Ike’s Food and Cocktails Minnetonka
Minnesotans of every age love the State Fair, and the most emblematic food of our great state get together is the mighty corn dog—a far cry from small-plate fine dining. But Ike re-invents the iconic treat using luxury ingredients. Chunky lobster sausage—salty, peppery and ocean-kissed—gets dipped in a sweet corn batter before deep-frying. They arrive in a dainty group of four on long wooden skewers, lounging in a pool of bright pink sauce, a chili aioli that is gentle enough for the Minnesotan palate and a terrific companion to the lobster dogs. $14.95.


Bacio excels at using high-quality ingredients in simple but ingenious combinations with brilliant accents. The beef tenderloin crostini is an excellent case in point. Tenderloin, the most cherished cut of beef, is seared to just the right degree, retaining a rosy interior. Such beautiful meat needs little else: Bacio adds an earthy truffle aioli, a sprinkling of prized Maldon sea salt and a drizzle of extra-virgin olive oil, exquisite touches that transform the whole into more than the sum of its parts—it’s a rare moan-at-first-bite adventure. $14.

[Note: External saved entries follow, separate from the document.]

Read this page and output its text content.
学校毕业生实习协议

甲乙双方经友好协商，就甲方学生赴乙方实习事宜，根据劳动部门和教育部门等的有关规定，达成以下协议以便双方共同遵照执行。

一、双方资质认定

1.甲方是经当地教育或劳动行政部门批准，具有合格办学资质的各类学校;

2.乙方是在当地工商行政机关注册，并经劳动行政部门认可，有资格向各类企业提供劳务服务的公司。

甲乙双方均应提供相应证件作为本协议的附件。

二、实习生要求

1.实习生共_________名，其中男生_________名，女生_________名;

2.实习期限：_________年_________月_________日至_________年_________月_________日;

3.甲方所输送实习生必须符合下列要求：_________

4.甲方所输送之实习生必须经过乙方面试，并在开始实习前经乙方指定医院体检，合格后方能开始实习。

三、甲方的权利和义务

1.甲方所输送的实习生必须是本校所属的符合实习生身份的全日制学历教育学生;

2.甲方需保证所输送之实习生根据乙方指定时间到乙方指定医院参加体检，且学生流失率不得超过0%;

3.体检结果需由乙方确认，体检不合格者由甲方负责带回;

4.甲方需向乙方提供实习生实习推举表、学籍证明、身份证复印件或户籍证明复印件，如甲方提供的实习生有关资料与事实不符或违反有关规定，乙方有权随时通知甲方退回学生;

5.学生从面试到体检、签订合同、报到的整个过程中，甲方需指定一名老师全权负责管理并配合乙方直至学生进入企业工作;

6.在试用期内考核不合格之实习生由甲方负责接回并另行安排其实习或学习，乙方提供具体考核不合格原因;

Christo’s offers an appetizer-sized version of many of their signature dishes, which means you can try a few things at once or opt for a single light meal. We chose the delicious falafel, which tends to be too filling on a dinner scale. Falafel, a staple for college kids nationwide, is a sort of meatless meatball made from ground chickpeas, herbs and spices, notably cumin and oregano. Christo’s falafel comes with homemade sesame tahini for dipping, a silky sauce that binds the crumbly balls. We recommend a side of tzatziki, tangy homemade yogurt mixed with shredded cucumbers, chopped fresh dill and garlic, with a marvelous cooling effect. $6.35.


McCormick’s Pub and Restaurants
Steak tartare is a classic French dish, basically raw ground beef served with some assortment of onions, cornichon pickles, capers and a raw egg yolk. The idea is to mix it up according to personal taste; think of it as a deconstructed, uncooked meatloaf. McCormick’s offers a tidy timbale of meat using high-quality tenderloin beef, which hardly needs embellishment. Experiment with different mix-ins: here there are shallots, chives and caper vinaigrette. McCormick’s unique contribution, a bold charred onion mayo, is the best part. Eat it with hot, freshly grilled bread. $13.